By the time I was four years old I knew something was up, that it was very important and unique and that somehow it was beautiful.
Not to be hokey or anything, but it was the understanding that I was alive and that other people were alive and the earth was really interesting and strangely, I could look at all these other people living, creatures that they were, and I was one of them. I was inside one of these creatures and it was me. I imagine this was the first moment of a bit of consciousness.
I liked that feeling and still do. It makes you very aware and it increases your connectedness to nature and to calm, deep joy. It can also make you feel very separate if other people are not noticing, “the miracle,” or harshing you about it, I say sort of in awe and sort of embarrassingly with a bit of tongue in the cheek (my tongue).

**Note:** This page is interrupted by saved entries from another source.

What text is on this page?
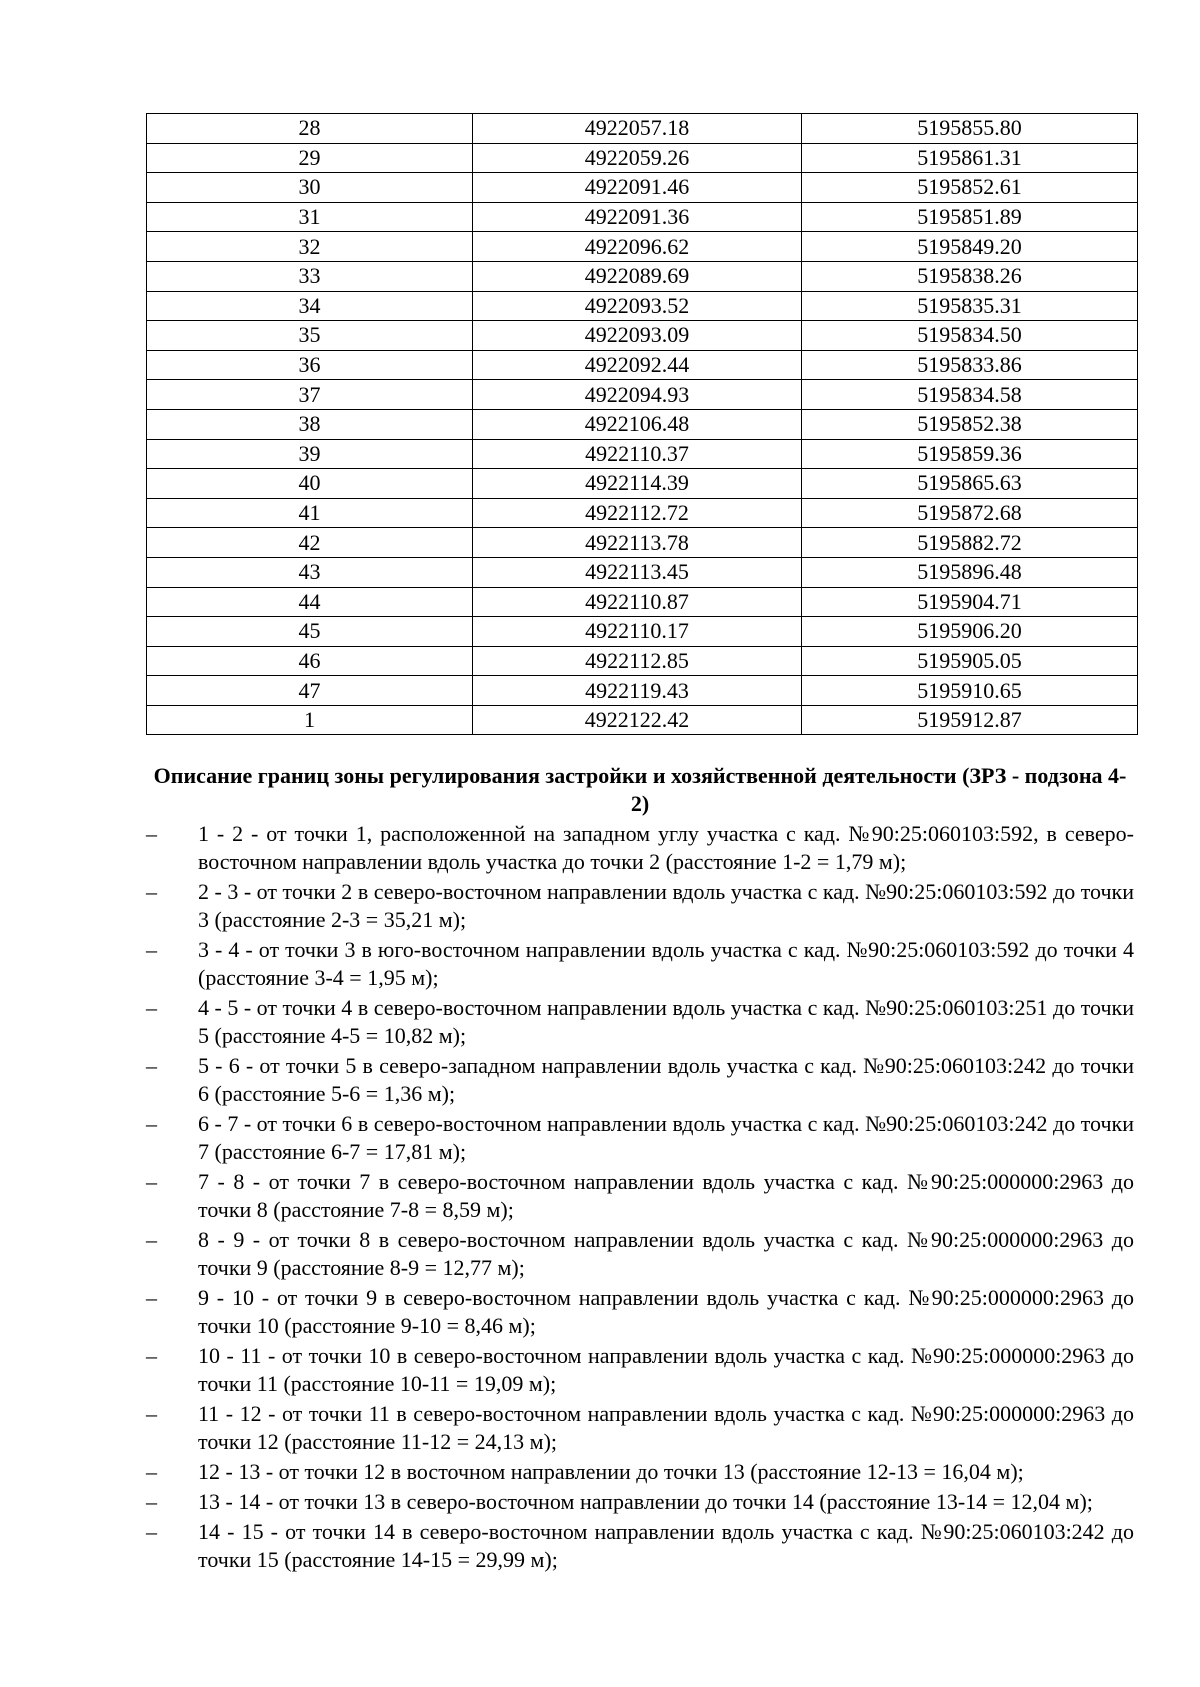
28	4922057.18	5195855.80
29	4922059.26	5195861.31
30	4922091.46	5195852.61
31	4922091.36	5195851.89
32	4922096.62	5195849.20
33	4922089.69	5195838.26
34	4922093.52	5195835.31
35	4922093.09	5195834.50
36	4922092.44	5195833.86
37	4922094.93	5195834.58
38	4922106.48	5195852.38
39	4922110.37	5195859.36
40	4922114.39	5195865.63
41	4922112.72	5195872.68
42	4922113.78	5195882.72
43	4922113.45	5195896.48
44	4922110.87	5195904.71
45	4922110.17	5195906.20
46	4922112.85	5195905.05
47	4922119.43	5195910.65
1	4922122.42	5195912.87
Описание границ зоны регулирования застройки и хозяйственной деятельности (ЗРЗ - подзона 4-2)
– 1 - 2 - от точки 1, расположенной на западном углу участка с кад. №90:25:060103:592, в северо-восточном направлении вдоль участка до точки 2 (расстояние 1-2 = 1,79 м);
– 2 - 3 - от точки 2 в северо-восточном направлении вдоль участка с кад. №90:25:060103:592 до точки 3 (расстояние 2-3 = 35,21 м);
– 3 - 4 - от точки 3 в юго-восточном направлении вдоль участка с кад. №90:25:060103:592 до точки 4 (расстояние 3-4 = 1,95 м);
– 4 - 5 - от точки 4 в северо-восточном направлении вдоль участка с кад. №90:25:060103:251 до точки 5 (расстояние 4-5 = 10,82 м);
– 5 - 6 - от точки 5 в северо-западном направлении вдоль участка с кад. №90:25:060103:242 до точки 6 (расстояние 5-6 = 1,36 м);
– 6 - 7 - от точки 6 в северо-восточном направлении вдоль участка с кад. №90:25:060103:242 до точки 7 (расстояние 6-7 = 17,81 м);
– 7 - 8 - от точки 7 в северо-восточном направлении вдоль участка с кад. №90:25:000000:2963 до точки 8 (расстояние 7-8 = 8,59 м);
– 8 - 9 - от точки 8 в северо-восточном направлении вдоль участка с кад. №90:25:000000:2963 до точки 9 (расстояние 8-9 = 12,77 м);
– 9 - 10 - от точки 9 в северо-восточном направлении вдоль участка с кад. №90:25:000000:2963 до точки 10 (расстояние 9-10 = 8,46 м);
– 10 - 11 - от точки 10 в северо-восточном направлении вдоль участка с кад. №90:25:000000:2963 до точки 11 (расстояние 10-11 = 19,09 м);
– 11 - 12 - от точки 11 в северо-восточном направлении вдоль участка с кад. №90:25:000000:2963 до точки 12 (расстояние 11-12 = 24,13 м);
– 12 - 13 - от точки 12 в восточном направлении до точки 13 (расстояние 12-13 = 16,04 м);
– 13 - 14 - от точки 13 в северо-восточном направлении до точки 14 (расстояние 13-14 = 12,04 м);
– 14 - 15 - от точки 14 в северо-восточном направлении вдоль участка с кад. №90:25:060103:242 до точки 15 (расстояние 14-15 = 29,99 м);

I am not religious, but I was thinking today, since death is the ultimate destination, the ultimate outcome of every story, that no matter how you slice it, this death idea figures quite large in our lives, in our identities, in our fears, in our time tables. No wonder people have built up big things around it. Institutions with architecture, even. Death is so powerful. It always wins. So let them be religious (and perhaps quiet about it so they can notice it all?) When I accept death, I feel very calm. When I do not, I thrash.
My hands have become lizardy. At times, I look at my waist and I think, “How different am I, really, than a gorilla who has been let loose for a long weekend in the Krispy Kreme warehouse?”

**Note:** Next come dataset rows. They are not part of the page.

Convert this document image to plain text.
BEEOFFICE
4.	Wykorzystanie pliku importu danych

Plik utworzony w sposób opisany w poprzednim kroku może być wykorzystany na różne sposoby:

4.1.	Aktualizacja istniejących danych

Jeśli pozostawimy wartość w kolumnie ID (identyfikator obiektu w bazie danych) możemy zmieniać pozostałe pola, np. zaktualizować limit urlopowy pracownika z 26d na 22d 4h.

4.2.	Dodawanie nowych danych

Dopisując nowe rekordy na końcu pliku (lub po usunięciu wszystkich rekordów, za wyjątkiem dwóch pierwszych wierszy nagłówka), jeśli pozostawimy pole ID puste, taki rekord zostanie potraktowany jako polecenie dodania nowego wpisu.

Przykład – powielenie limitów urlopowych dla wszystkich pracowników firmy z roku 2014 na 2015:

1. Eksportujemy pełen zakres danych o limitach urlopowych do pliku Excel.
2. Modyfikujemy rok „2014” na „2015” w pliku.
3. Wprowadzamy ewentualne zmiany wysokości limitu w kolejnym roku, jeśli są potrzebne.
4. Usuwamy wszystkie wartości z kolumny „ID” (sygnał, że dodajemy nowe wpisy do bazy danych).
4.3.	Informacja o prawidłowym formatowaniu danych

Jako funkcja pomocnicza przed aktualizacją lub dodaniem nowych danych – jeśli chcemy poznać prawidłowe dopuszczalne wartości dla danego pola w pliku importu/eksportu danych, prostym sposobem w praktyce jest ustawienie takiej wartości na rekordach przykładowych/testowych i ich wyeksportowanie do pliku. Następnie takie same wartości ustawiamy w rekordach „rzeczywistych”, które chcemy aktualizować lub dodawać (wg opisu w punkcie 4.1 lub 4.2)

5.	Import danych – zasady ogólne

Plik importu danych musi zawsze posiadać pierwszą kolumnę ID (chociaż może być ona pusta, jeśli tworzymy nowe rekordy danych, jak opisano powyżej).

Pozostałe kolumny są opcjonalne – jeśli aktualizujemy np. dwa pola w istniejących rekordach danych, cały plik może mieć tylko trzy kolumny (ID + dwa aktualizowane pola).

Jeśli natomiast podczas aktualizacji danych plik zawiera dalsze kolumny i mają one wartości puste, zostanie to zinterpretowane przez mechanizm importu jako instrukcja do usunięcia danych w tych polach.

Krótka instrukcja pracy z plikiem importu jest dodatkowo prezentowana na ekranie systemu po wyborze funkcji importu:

But even those things do not matter so much.
(Upon rereading, I noticed that I typed waste instead of waist. Another good reading of that sentence.)
I haven’t changed much since I was four. I often want to get back to the granite rocks with the schist sparkles, in this copse of trees on the edge of the property line of my house where I first sat with these ideas, alone. I was happy to do nothing but sit and be aware of what was around me. To know this was a rare event. (Even if there are zillions of other living creatures in the universe, it is still mathematically rare that there are human mammals and even more mathematically rare, still, that you are actually one of those beasts.) I felt like I was getting away with something, sitting there, not doing anything but noticing. I did not want to get caught doing that. I felt afraid that it was wrong. But deeper, I knew it was the greatest, most enjoyable thing. Perhaps I felt that it was wrong to feel so good, like when you first discover masturbation or chocolate mousse. Then you grow up and people insist on all these other stories, with guns and tits and pecking orders and wins and losses and so many other items. You hang onto them for dear life. But really, it’s just the awareness that lasts.
You can do it all. The action and the awareness. It’s just kind of tiring. But I have also been thinking lately, maybe it's okay to be tired.